The 18 most-wanted birds in North America

Earlier this year, we published a list of 240 bird species that occur in the United States and Canada and asked you to choose the 10 that you wanted to see most.

We derived our list from the authoritative checklist published by the American Birding Association. We included all rare, casual, and accidental species (ABA Checklist Codes 3, 4, and 5); regularly occurring North American species that are not widespread (Codes 1 and 2); and one species that was once dangerously close to extinction but today is surviving in captivity and struggling to become naturally re-established (Code 6). We omitted most species not native to North America.

California Condor
1. If species were named based on their fossil histories, we’d almost certainly refer to this bird as American Condor. Its bones have turned up not only in California but also in Arizona, Nevada, New Mexico, Texas, Oregon, and Florida and near Buffalo, New York. 2. For tens of thousands of years, it fed on the carcasses of mammoths, American lions, and other giant mammals that are all now extinct. 3. The extinction of much of its prey and the influence of early Native Americans, who used condor feathers for ceremonial clothing, likely restricted the condor’s range to the West: around 1800, it occurred from southern British Columbia to Baja California. 4. Beached marine mammals such as whales and sea lions provided a steady source of food into the 19th century. 5. The mid-1800s California Gold Rush inadvertently led to the condor’s near extinction. As people poured into the state, they shot deer, elk, and antelope using lead ammunition, and unrecovered carcasses and gut piles became food for scavenging birds. Hundreds of condors likely died from lead poisoning after consuming bullet fragments. 6. Even more died after eating the carcasses of coyotes, cougars, and other animals that had been deliberately poisoned to prevent them from taking livestock. 7. Lead poisoning was the likely cause of the great bird’s decline to 22 individuals in 1982. And since 1992, when wildlife officials began releasing condors back into the wild, lead poisoning has continued to be a primary reason for the bird’s limited recovery. A 2012 study attributed two-thirds of adult condor deaths to lead poisoning. 8. In 2007, the state of California tried to help by banning the use of lead shot within the condor’s range, but researchers last year found that the ban has had no measurable effect on lead levels in condors. Lead poisoning in condors, they concluded, is of “epidemic proportions.” 9. The condor recovery team is considering releasing birds in Oregon — part of their historic range. 10. The results of a recent study may give the team pause. The authors found that the blubber of beached sea lions, harbor seals, and other marine mammals — potential condor food — contains high levels of PCBs and the pesticide DDE.
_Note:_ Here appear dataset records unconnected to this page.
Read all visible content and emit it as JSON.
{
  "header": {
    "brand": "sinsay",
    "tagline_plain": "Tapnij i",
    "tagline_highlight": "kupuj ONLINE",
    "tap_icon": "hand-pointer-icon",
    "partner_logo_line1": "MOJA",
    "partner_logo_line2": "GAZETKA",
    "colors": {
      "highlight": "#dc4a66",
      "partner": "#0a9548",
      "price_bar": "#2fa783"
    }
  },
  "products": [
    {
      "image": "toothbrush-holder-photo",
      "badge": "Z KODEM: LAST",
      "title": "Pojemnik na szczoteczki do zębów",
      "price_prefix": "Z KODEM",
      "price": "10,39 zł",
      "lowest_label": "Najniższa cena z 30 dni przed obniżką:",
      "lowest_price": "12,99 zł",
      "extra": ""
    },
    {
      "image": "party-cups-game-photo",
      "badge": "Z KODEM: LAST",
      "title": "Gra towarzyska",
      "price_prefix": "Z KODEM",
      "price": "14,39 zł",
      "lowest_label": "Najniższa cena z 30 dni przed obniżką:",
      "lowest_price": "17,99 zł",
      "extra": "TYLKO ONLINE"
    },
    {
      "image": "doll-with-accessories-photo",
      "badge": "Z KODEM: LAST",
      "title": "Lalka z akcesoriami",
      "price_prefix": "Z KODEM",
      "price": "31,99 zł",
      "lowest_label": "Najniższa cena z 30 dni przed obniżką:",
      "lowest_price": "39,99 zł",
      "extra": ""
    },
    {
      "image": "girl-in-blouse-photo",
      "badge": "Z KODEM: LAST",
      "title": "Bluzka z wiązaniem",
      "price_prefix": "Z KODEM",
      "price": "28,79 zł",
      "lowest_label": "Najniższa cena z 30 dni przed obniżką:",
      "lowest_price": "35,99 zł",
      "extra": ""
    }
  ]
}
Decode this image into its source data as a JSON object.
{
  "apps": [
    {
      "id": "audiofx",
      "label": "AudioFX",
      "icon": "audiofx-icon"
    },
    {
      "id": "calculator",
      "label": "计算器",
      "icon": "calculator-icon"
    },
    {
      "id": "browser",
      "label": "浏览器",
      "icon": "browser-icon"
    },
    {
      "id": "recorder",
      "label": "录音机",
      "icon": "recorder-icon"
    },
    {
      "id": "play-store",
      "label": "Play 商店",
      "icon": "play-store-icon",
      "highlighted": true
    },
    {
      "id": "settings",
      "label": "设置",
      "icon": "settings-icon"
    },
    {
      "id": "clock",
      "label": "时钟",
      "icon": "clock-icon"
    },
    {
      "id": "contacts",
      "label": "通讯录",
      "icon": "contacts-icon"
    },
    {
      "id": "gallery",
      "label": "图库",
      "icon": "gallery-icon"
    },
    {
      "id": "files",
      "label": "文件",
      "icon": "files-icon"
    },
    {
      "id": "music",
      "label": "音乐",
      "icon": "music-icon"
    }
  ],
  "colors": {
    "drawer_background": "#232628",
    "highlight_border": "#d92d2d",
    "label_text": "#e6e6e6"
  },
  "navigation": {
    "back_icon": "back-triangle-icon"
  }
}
Description: Nine-foot wingspan. Mostly black body feathers with white wing linings. Unfeathered head is gray until age 5 or 6, when it turns pinkish orange. Nearly all condors wear numbered wing tags. (ABA Code 6)

Range: Central and southern California, Grand Canyon, southern Utah, Baja California.

Population: Wild: 223 (70 in Arizona and Utah, 123 in California, 30 in Baja California). Captive (including birds temporarily in captivity): 201. Total: 424. Endangered. Population count updated regularly by the Peregrine Fund.